Annika sonrió entristecida.

– Hay manuales sobre los malos tratos a las mujeres -contestó-. Los periódicos vespertinos escriben series de artículos sobre la violencia doméstica. Estos abusos suelen seguir el mismo patrón, seguramente con Josefin no era distinto. Todo el tiempo pensaba que sería mejor si ella cambiaba y era tal y como él quería. Posiblemente algunos días fueron buenos. Entonces Josefin creía que iban por buen camino. Pero la necesidad que Joachim tenía de controlarla era cada vez mayor, seguramente sus celos fueron también cada vez más intensos. La criticaba continuamente, incluso delante de otras personas, y socavaba su confianza en sí misma.

Patricia asintió.

– Fue como un lento lavado cerebral -apuntó-. Él hacía que Jossie se sintiera insegura, decía que ella nunca acabaría sus estudios, que era una puta asquerosa y gorda y solo él podría amarla. Jossie lloraba cada vez más, al final casi siempre sollozaba. No se atrevía a dejarle, Joachim le había jurado que la mataría si lo intentaba.

– ¿La violó? -preguntó Annika-. La violencia sexual suele ser muy frecuente. Algunos hombres se excitan cuando la mujer está aterrorizada… ¿Qué pasa?

Patricia se puso las manos en los oídos, cerró los ojos con fuerza y apretó los dientes. Comenzó a llorar desconsoladamente.

– Pero Patricia, ¿qué pasa?

Annika abrazó a la joven y la acunó. Las lágrimas caían como la lluvia en el exterior, manaban como a presión, y temblaba descontro-ladamente.

– Esto era lo peor -murmuró Patricia cuando le sobrevino el agotamiento-. Lo peor era cuando él la violaba. Ella chillaba de una manera horrible.

Diecinueve años, seis meses y trece días

Lo veo venir a través de la niebla del recuerdo, el patrón se repite, comienza la rutina. El se acalora hasta llegar a su rabia habitual, comienza dando vueltas y pisotones y diciendo palabrotas, luego me empuja y grita. Me llegan las señales de siempre, el campo de visión se acorta, los hombros encogidos, los codos apretados contra el cuerpo y las manos levantadas cubriendo la cabeza. El enfoque desaparece, brota el sonido, surge la paralización. Una esquina en la que dejarse caer, un ruego silencioso de piedad.
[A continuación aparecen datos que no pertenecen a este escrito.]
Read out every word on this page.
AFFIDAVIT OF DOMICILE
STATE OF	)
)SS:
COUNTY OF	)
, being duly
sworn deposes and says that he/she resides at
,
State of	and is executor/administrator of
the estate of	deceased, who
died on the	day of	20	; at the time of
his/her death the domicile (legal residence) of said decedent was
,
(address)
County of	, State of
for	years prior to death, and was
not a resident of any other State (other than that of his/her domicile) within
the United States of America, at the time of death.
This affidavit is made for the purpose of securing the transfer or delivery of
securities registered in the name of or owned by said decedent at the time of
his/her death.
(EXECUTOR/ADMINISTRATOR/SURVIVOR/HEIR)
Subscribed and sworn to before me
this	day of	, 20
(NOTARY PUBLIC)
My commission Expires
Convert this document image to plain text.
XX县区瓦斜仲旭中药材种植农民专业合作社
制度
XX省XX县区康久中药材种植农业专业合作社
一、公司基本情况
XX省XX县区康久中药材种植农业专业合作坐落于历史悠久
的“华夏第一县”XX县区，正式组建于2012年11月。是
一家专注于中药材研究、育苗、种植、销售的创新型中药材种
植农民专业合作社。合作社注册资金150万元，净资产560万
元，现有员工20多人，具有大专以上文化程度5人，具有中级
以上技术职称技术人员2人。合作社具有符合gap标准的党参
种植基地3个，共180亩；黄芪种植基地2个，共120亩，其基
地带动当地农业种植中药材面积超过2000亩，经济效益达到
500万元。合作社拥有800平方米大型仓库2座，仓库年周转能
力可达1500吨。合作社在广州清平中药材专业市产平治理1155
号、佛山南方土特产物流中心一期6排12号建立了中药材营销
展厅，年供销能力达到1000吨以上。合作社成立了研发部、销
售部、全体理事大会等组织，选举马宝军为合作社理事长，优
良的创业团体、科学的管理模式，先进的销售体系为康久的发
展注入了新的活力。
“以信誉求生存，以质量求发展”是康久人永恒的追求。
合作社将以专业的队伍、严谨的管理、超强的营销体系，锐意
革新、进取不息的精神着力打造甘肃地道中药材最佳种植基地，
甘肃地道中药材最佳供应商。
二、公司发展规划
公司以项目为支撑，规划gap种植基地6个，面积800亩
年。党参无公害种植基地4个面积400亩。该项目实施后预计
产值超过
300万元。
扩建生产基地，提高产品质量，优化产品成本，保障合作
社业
Su voz resuena en mi cabeza, y no puedo oír la mía. La canción del terror retumba en mi interior, el miedo sin nombre, el pánico sin articular. Quizá intento gritar, no lo sé, sus alaridos suben y bajan, me desplazan, el calor se expande, aparece lo rojo. No, no siento ningún dolor. La presión es roja y cálida. La canción acaba con el peor golpe, luego regresa medio tono más alta. Pánico, pánico, terror y amor. ¡No me hagas daño! ¡Oh, por favor, quiéreme mucho!